Friday, November 13, 2009

EAT MY WORDS AND BACK TRACK

I said all along this fall if I get sick I am not goign to work,, WELL I AM SICK AND I AM OFF TO WORK. there is not enough peopel to fill the floors,, I love the peopel adn the guy I work with and will not bail on him...

MOM had a set back she ate food and got sick so they gave her meds and seh had a reaction to them,, 3 different ones so she has been moved to the heart floor,,,, I can not go up AND they will not tell me anything!!! THAT SUCKS ASS!

I seem to be the only one who knows how to clean the cat shit box so they shit on teh floor YES MY NEW CARPET,,, will kids ever grow the hell up?

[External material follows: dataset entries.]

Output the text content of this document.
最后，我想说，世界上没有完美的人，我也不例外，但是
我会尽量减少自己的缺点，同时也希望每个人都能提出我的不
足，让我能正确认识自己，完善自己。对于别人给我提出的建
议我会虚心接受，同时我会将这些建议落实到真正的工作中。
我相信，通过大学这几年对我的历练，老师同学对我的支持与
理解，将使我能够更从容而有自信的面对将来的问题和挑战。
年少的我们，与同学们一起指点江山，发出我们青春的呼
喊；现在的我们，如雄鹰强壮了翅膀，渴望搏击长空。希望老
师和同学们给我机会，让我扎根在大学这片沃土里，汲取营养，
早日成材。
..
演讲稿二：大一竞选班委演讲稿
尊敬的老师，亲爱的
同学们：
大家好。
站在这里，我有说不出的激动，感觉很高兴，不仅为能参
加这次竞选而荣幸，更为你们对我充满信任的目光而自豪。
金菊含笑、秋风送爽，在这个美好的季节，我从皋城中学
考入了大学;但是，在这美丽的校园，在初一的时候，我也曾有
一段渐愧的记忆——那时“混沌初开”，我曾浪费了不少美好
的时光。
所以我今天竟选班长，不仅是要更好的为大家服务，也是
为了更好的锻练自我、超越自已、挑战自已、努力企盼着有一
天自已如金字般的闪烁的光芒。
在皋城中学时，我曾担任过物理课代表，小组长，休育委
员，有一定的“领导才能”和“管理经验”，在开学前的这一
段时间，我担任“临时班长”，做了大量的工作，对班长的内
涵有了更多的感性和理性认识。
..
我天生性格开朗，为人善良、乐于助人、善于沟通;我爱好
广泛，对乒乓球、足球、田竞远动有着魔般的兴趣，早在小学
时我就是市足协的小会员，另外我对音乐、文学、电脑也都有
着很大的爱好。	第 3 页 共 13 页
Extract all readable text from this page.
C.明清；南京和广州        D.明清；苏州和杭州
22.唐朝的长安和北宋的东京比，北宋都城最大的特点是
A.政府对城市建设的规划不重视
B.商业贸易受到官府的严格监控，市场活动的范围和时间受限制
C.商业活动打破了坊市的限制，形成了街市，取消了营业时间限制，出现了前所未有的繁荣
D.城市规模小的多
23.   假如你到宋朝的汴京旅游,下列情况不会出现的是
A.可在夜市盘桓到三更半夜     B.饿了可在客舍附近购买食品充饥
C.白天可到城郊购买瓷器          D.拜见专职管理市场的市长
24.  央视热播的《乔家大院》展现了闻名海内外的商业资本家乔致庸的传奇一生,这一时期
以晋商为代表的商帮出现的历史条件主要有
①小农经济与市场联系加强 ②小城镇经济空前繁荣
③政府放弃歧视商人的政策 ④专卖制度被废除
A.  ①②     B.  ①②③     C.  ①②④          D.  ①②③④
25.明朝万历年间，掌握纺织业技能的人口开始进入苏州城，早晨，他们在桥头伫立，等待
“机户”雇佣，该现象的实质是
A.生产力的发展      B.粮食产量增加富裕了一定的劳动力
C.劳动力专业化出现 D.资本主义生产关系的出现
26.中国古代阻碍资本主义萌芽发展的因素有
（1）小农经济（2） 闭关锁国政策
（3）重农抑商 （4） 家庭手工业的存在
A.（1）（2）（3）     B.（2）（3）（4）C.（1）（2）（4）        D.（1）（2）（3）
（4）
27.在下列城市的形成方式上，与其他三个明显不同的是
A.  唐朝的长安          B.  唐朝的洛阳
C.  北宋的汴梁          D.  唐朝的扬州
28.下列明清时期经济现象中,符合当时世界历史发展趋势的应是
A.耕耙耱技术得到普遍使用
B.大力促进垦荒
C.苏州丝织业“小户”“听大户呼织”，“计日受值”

I gave teh guy part of the money to start my block wall around my back wall,, and the blockign in the carport yesterday,, it shoudl be done Monday he said.. ISI had to work 17&1/2 hours yesterday to get a couple appartments ready for move in's so I am going through withdrawls a bit.... he always calms me and lets me knwo it will all be ok.... I KNOW IT WILL BE on my own it is just nice to have someone say I GOT YOUR BACK RELAX!


SO OFF TO WORK,,, and pray I make it through it,, all Isi would say was babe you need to stay home and get better,,, yeah I KNOW THAT but ya gotta do what ya gotta do. SO hope you have a great weekend,,, I will be glad when the weekend is over!

Tuesday, November 10, 2009

WE WENT WE SAW WE GOT LOST MANY TIME WE RETURNED.....










WE HAD A BLAST,,,, wanta see more pictures go to my face book or my myspace

Back to normal life we really missed Amy... sure wish she had gone,, or would at least talk,,,


Mom is in the hosp again, went up there with her last night sat all night so now I am home gunna get a nap and go back! Kidneys shutting down and gal stones,,, will keep ya updated.....

ok off to get some rest, getting an estamate on my wall and car port closing in,, LIFE IS GREAT! work is good,,,, It will be a year soon that my life took a TOTAL TURN AROUND,, I think I am doing pretty DAMN GOOD THANK YOU!